2. Practice With a Mock Interviewer

Ask a friend or career coach for mock interviews. Practicing responses using the STAR method (situation, task, action, result) can help refine your answers and build confidence.

3. Showcase Your Knowledge of MIT Sloan

Research MIT Sloan thoroughly to integrate specific aspects of the program that excite you into your responses. Articulate how the collaborative environment and offerings align with your goals.

4. Highlight Your Qualities and Contributions

Emphasize skills and perspectives not highlighted in your application. Provide examples exhibiting your principles and potential impact on the MIT community.

5. Follow-up Etiquette and Expressing Continued Interest

Send a timely, personalized thank-you note reiterating your strengths and genuine enthusiasm for MIT Sloan.

6. Dress Appropriately 

Ensure you dress appropriately for the interview. However, this doesn’t mean you should show up in a three-piece suit. It is perfectly acceptable to wear the same clothes you wore to school that day, whether a uniform with a blazer, your team jersey with sneakers, or jeans and a non-offensive t-shirt. 

7. Understand the Behavioral Interview Format

Familiarize yourself with the Behavioral Event Interview (BEI) format used by MIT Sloan, which focuses on past actions and behaviors as indicators of future performance. Prepare to discuss specific instances from your past experiences using the STAR method.

8. Prepare for the Unexpected

Despite thorough preparation, you may encounter unexpected questions. Stay calm, take a moment to think, and provide a structured response. If needed, take a sip of water to buy time for thought.

9. Demonstrate Fit with MIT Sloan's Culture

Reflect on how your personal and professional experiences align with MIT Sloan's values, such as enhancing the student experience and thoughtful leadership. Prepare to articulate this fit during your interview.
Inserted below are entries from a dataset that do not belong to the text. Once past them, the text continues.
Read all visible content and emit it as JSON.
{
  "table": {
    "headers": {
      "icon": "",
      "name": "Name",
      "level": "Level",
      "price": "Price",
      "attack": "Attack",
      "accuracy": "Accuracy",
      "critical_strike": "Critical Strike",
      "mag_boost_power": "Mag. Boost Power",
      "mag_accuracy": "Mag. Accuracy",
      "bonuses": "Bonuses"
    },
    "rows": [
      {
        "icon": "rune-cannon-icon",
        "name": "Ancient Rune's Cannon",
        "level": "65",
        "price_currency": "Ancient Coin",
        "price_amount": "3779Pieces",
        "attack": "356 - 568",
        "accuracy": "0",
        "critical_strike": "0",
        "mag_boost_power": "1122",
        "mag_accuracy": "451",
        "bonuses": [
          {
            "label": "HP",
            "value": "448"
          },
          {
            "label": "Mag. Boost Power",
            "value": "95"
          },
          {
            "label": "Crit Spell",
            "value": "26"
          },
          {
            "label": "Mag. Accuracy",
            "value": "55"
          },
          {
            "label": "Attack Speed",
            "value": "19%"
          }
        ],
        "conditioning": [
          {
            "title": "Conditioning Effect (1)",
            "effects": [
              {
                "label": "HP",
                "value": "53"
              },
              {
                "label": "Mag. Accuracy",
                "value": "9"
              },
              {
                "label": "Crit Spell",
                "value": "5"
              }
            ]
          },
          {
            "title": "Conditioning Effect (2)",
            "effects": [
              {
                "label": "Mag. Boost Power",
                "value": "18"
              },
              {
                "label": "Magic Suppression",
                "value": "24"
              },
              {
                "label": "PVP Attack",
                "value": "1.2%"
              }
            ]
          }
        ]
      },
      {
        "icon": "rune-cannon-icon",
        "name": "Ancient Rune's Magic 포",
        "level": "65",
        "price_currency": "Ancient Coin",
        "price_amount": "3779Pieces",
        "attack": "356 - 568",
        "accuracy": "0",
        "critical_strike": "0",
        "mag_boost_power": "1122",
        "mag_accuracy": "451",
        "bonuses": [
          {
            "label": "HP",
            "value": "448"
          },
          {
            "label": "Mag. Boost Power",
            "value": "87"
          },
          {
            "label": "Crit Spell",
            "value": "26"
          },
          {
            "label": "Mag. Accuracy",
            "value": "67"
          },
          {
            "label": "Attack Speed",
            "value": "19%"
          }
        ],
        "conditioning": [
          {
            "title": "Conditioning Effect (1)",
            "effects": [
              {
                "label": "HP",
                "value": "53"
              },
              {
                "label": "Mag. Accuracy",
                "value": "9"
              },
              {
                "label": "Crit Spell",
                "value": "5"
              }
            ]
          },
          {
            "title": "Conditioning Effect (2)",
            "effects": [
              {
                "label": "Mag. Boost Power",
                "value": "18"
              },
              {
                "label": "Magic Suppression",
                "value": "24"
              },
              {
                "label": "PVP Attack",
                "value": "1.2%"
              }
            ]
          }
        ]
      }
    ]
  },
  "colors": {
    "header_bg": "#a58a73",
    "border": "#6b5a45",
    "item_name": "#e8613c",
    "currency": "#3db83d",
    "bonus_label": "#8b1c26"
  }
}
10. Bring New Information to the Table

Use the interview as an opportunity to introduce new aspects of your profile that weren't covered in your application. This can provide a more comprehensive picture of your candidacy.


Acing the interview is no easy feat, but hopefully, you now have more insight on how to prepare for the big day. If you still have questions, check out our FAQ section below.

1. Does MIT Sloan Do Interviews?

Yes, MIT Sloan conducts interviews as a required part of the MBA application process. An interview invitation signals your application has reached an advanced stage of consideration.

2. What Is the Acceptance Rate for MIT Sloan Interviews?

MIT Sloan interviews around 25-50% more candidates than they plan to admit, implying an interview acceptance rate near 60%. Thorough preparation is critical for the interview as it allows candidates to best showcase their strengths.

3. Does Getting an Interview for MIT Mean Anything?

Yes, getting an interview invite from MIT Sloan means your application is very competitive and has passed the initial screening stages. MIT Sloan extends interview invites to a subset of applicants after reviewing their entire application package.

4. How Hard Is It to Get Into MIT Sloan?

Gaining admission into MIT Sloan's prestigious MBA program is highly competitive, with an extremely selective overall acceptance rate of 4.8%. The admitted student profile is very strong, with a median GMAT score of 730 and a median GPA of 3.6.


The interview can seem daunting because of how prestigious MIT is, but the admissions team wants to see you succeed. Remember, the MIT Sloan interview is not an interrogation. It’s a conversation with a person.

With extensive practice using mock interviews, research to understand MIT Sloan's competency-based approach, and crafting compelling stories using the STAR method, candidates can confidently tackle the rigorous 30-45 minute behavioral interview.

By staying authentic, using skillful communication of your leadership abilities, and sending a professional follow-up note, you can use this opportunity to move from applicant to admittee in no time.